How long can it take to become a US citizen?
Backlogs and human impact
- Several comments highlight that US immigration is so backlogged that many family-sponsored applicants die before getting green cards; waits of decades are common.
- Long-term employment-based applicants live in “limbo,” tied to employer whims and at risk of losing everything in a downturn, with some couples needing 20–30 combined years to reach citizenship.
Is citizenship / immigration a right?
- One side argues citizenship is not a right and sovereign nations can set steep requirements and caps.
- Others counter that birthright citizenship is a constitutional right, and that decades-long bureaucratic limbo is abusive.
- Some say in the long run borders themselves may lose moral legitimacy; others press for a strong right of national self‑determination.
Birthright citizenship and constitutional disputes
- Discussion centers on the 14th Amendment’s “subject to the jurisdiction thereof.”
- Multiple commenters stress that an executive order cannot override the Constitution, and current attempts to limit birthright citizenship are blocked in court.
- Others warn that Supreme Court reinterpretation (e.g., reversing Wong Kim Ark) is possible, which could create a class of US‑born non‑citizens with few protections.
Economics: labor, wages, and business incentives
- One view: the US depends on immigrant labor; removing undocumented workers would cripple sectors like agriculture and housing.
- Counterview: there’s no real skills shortage; employers use immigration (and H‑1B–style visas) to suppress wages instead of investing in domestic workers and social supports.

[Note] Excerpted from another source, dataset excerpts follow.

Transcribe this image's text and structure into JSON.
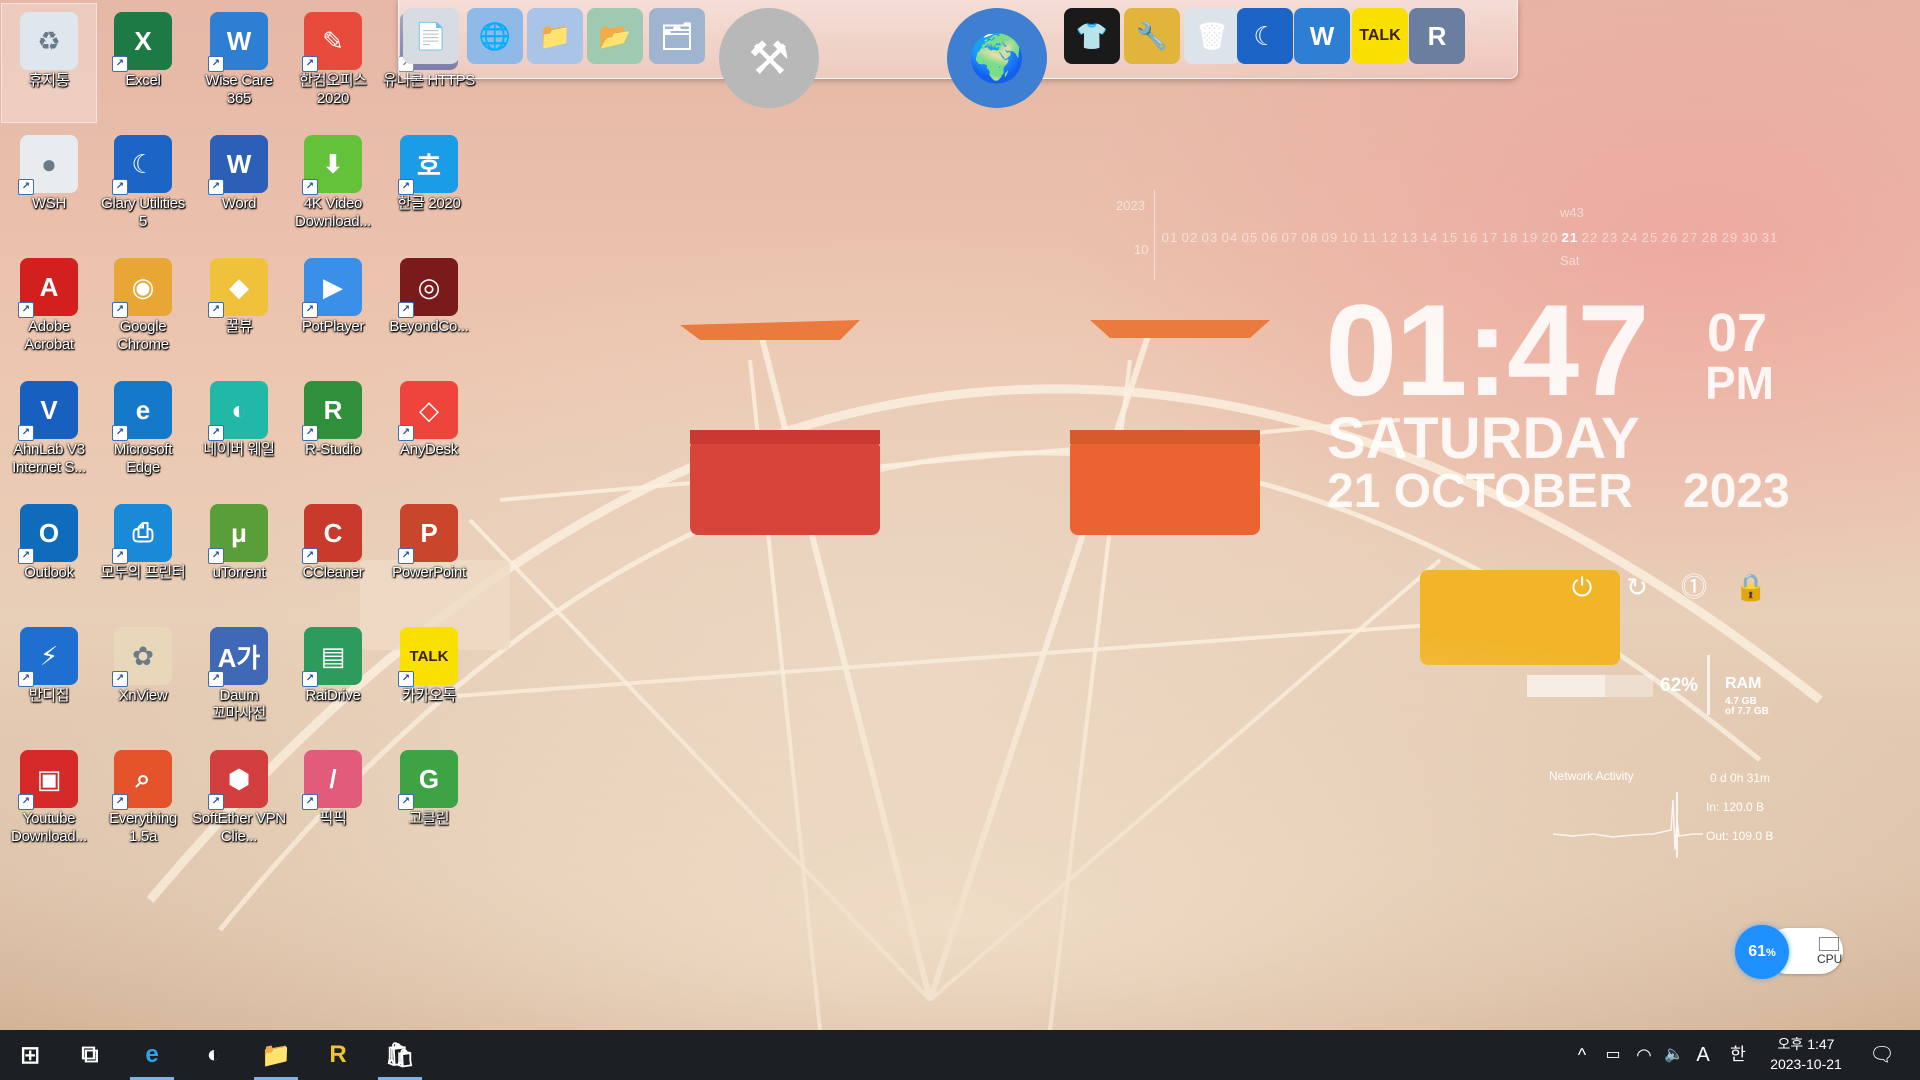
{
  "desktop_icons": [
    {
      "label": "휴지통",
      "icon": "recycle-bin-icon",
      "color": "#dfe6ee",
      "glyph": "♻",
      "selected": true
    },
    {
      "label": "Excel",
      "icon": "excel-icon",
      "color": "#1d7a45",
      "glyph": "X"
    },
    {
      "label": "Wise Care 365",
      "icon": "wise-care-icon",
      "color": "#2d7fd3",
      "glyph": "W"
    },
    {
      "label": "한컴오피스 2020",
      "icon": "hancom-office-icon",
      "color": "#e84b3c",
      "glyph": "✎"
    },
    {
      "label": "유니콘 HTTPS",
      "icon": "unicorn-https-icon",
      "color": "#4b4e8a",
      "glyph": "U"
    },
    {
      "label": "WSH",
      "icon": "wsh-icon",
      "color": "#e9ecef",
      "glyph": "●"
    },
    {
      "label": "Glary Utilities 5",
      "icon": "glary-utilities-icon",
      "color": "#1d64c7",
      "glyph": "☾"
    },
    {
      "label": "Word",
      "icon": "word-icon",
      "color": "#2b5fb8",
      "glyph": "W"
    },
    {
      "label": "4K Video Download...",
      "icon": "4k-video-downloader-icon",
      "color": "#63c23a",
      "glyph": "⬇"
    },
    {
      "label": "한글 2020",
      "icon": "hangul-2020-icon",
      "color": "#1b9ce6",
      "glyph": "호"
    },
    {
      "label": "Adobe Acrobat",
      "icon": "adobe-acrobat-icon",
      "color": "#d41f1f",
      "glyph": "A"
    },
    {
      "label": "Google Chrome",
      "icon": "google-chrome-icon",
      "color": "#e8a735",
      "glyph": "◉"
    },
    {
      "label": "꿀뷰",
      "icon": "honeyview-icon",
      "color": "#f0c23c",
      "glyph": "◆"
    },
    {
      "label": "PotPlayer",
      "icon": "potplayer-icon",
      "color": "#3a8fe8",
      "glyph": "▶"
    },
    {
      "label": "BeyondCo...",
      "icon": "beyond-compare-icon",
      "color": "#7a1a1a",
      "glyph": "◎"
    },
    {
      "label": "AhnLab V3 Internet S...",
      "icon": "ahnlab-v3-icon",
      "color": "#1760c0",
      "glyph": "V"
    },
    {
      "label": "Microsoft Edge",
      "icon": "microsoft-edge-icon",
      "color": "#1479c9",
      "glyph": "e"
    },
    {
      "label": "네이버 웨일",
      "icon": "naver-whale-icon",
      "color": "#21b8a8",
      "glyph": "◐"
    },
    {
      "label": "R-Studio",
      "icon": "r-studio-icon",
      "color": "#2f8f3b",
      "glyph": "R"
    },
    {
      "label": "AnyDesk",
      "icon": "anydesk-icon",
      "color": "#ef443b",
      "glyph": "◇"
    },
    {
      "label": "Outlook",
      "icon": "outlook-icon",
      "color": "#0f6cbd",
      "glyph": "O"
    },
    {
      "label": "모두의 프린터",
      "icon": "modu-printer-icon",
      "color": "#1a89d8",
      "glyph": "⎙"
    },
    {
      "label": "uTorrent",
      "icon": "utorrent-icon",
      "color": "#5a9e3a",
      "glyph": "μ"
    },
    {
      "label": "CCleaner",
      "icon": "ccleaner-icon",
      "color": "#c93a2c",
      "glyph": "C"
    },
    {
      "label": "PowerPoint",
      "icon": "powerpoint-icon",
      "color": "#c9452b",
      "glyph": "P"
    },
    {
      "label": "반디집",
      "icon": "bandizip-icon",
      "color": "#1f6fd1",
      "glyph": "⚡"
    },
    {
      "label": "XnView",
      "icon": "xnview-icon",
      "color": "#e8d7b8",
      "glyph": "✿"
    },
    {
      "label": "Daum 꼬마사전",
      "icon": "daum-dictionary-icon",
      "color": "#3f69b7",
      "glyph": "A가"
    },
    {
      "label": "RaiDrive",
      "icon": "raidrive-icon",
      "color": "#2e9b5e",
      "glyph": "▤"
    },
    {
      "label": "카카오톡",
      "icon": "kakaotalk-icon",
      "color": "#f9e000",
      "glyph": "TALK"
    },
    {
      "label": "Youtube Download...",
      "icon": "youtube-downloader-icon",
      "color": "#d62a2a",
      "glyph": "▣"
    },
    {
      "label": "Everything 1.5a",
      "icon": "everything-search-icon",
      "color": "#e5532b",
      "glyph": "⌕"
    },
    {
      "label": "SoftEther VPN Clie...",
      "icon": "softether-vpn-icon",
      "color": "#d33e3e",
      "glyph": "⬢"
    },
    {
      "label": "픽픽",
      "icon": "picpick-icon",
      "color": "#e25b7a",
      "glyph": "/"
    },
    {
      "label": "고클린",
      "icon": "goclean-icon",
      "color": "#3ea345",
      "glyph": "G"
    }
  ],
  "dock_items": [
    {
      "name": "dock-documents-icon",
      "glyph": "📄",
      "color": "#d7dbe2"
    },
    {
      "name": "dock-network-globe-icon",
      "glyph": "🌐",
      "color": "#8fb9e6"
    },
    {
      "name": "dock-folder-icon",
      "glyph": "📁",
      "color": "#a9c4e6"
    },
    {
      "name": "dock-green-folder-icon",
      "glyph": "📂",
      "color": "#9fc9b1"
    },
    {
      "name": "dock-open-folder-icon",
      "glyph": "🗂",
      "color": "#9fb5cf"
    },
    {
      "name": "dock-system-tools-icon",
      "glyph": "⚒",
      "color": "#b8b8b8"
    },
    {
      "name": "dock-internet-globe-icon",
      "glyph": "🌍",
      "color": "#3e7fd1"
    },
    {
      "name": "dock-tshirt-icon",
      "glyph": "👕",
      "color": "#1a1a1a"
    },
    {
      "name": "dock-tools-icon",
      "glyph": "🔧",
      "color": "#e1b53c"
    },
    {
      "name": "dock-recycle-bin-icon",
      "glyph": "🗑",
      "color": "#dce3ea"
    },
    {
      "name": "dock-glary-utilities-icon",
      "glyph": "☾",
      "color": "#1d64c7"
    },
    {
      "name": "dock-wise-care-icon",
      "glyph": "W",
      "color": "#2d7fd3"
    },
    {
      "name": "dock-kakaotalk-icon",
      "glyph": "TALK",
      "color": "#f9e000"
    },
    {
      "name": "dock-r-studio-icon",
      "glyph": "R",
      "color": "#6a7fa0"
    }
  ],
  "calendar": {
    "year": "2023",
    "month": "10",
    "week": "w43",
    "weekday_short": "Sat",
    "days": [
      "01",
      "02",
      "03",
      "04",
      "05",
      "06",
      "07",
      "08",
      "09",
      "10",
      "11",
      "12",
      "13",
      "14",
      "15",
      "16",
      "17",
      "18",
      "19",
      "20",
      "21",
      "22",
      "23",
      "24",
      "25",
      "26",
      "27",
      "28",
      "29",
      "30",
      "31"
    ],
    "today": "21"
  },
  "clock": {
    "time": "01:47",
    "seconds": "07",
    "ampm": "PM",
    "weekday": "SATURDAY",
    "date": "21 OCTOBER",
    "year": "2023"
  },
  "power_icons": [
    "power-icon",
    "restart-icon",
    "shutdown-icon",
    "lock-icon"
  ],
  "ram": {
    "percent": "62%",
    "percent_value": 0.62,
    "label": "RAM",
    "used": "4.7 GB",
    "total": "of 7.7 GB"
  },
  "network": {
    "label": "Network Activity",
    "uptime": "0 d 0h 31m",
    "in": "In: 120.0 B",
    "out": "Out: 109.0 B"
  },
  "cpu": {
    "percent": "61",
    "unit": "%",
    "label": "CPU"
  },
  "taskbar": {
    "items": [
      {
        "name": "start-button",
        "glyph": "⊞",
        "active": false
      },
      {
        "name": "task-view-button",
        "glyph": "⧉",
        "active": false
      },
      {
        "name": "taskbar-edge",
        "glyph": "e",
        "active": true
      },
      {
        "name": "taskbar-whale",
        "glyph": "◐",
        "active": false
      },
      {
        "name": "taskbar-file-explorer",
        "glyph": "📁",
        "active": true
      },
      {
        "name": "taskbar-r-app",
        "glyph": "R",
        "active": false
      },
      {
        "name": "taskbar-store",
        "glyph": "🛍",
        "active": true
      }
    ],
    "tray": {
      "chevron": "^",
      "battery": "▭",
      "wifi": "◠",
      "volume": "🔈",
      "ime_a": "A",
      "ime_han": "한"
    },
    "time": "오후 1:47",
    "date": "2023-10-21"
  }
}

- Some say big business wants large inflows but prefers immigrants without rights (easier to exploit and blame).
Culture, diversity, and demographics
- Dispute over whether immigration prevents “cultural stagnation” or erodes existing cultural identities and social cohesion.
- Some defend per‑country caps as consciously designed to promote global diversity rather than letting populous countries dominate flows.
- Others see this as unfair to India/China/Mexico/Philippines and note that huge internal diversity within those countries is ignored.
- Long exchanges debate whether cultures are equal, whether immigrant cultures persist over generations, and whether demographic change threatens “national identity.”
Law, morality, and enforcement
- “Just do it the right way” is criticized as moralistic when the legal path is often practically impossible or racially rooted.
- Others insist that no one has a human right to immigrate; laws may be harsh but should be enforced until democratically changed.
- Sanctuary policies are framed either as anti‑democratic nullification or as legitimate 10th‑Amendment limits on federal power.
- Concerns raised about current enforcement practices: lack of due process, racial profiling, and ICE ignoring evidence of citizenship.
Fairness and access
- Commenters note how hard the system is for “honest, hard‑working” people versus how relatively easy it can be for the wealthy to buy access via investment routes.
- Some non‑US examples (Germany, other EU states) show similarly dysfunctional systems that import needed workers, then force them out on technicalities.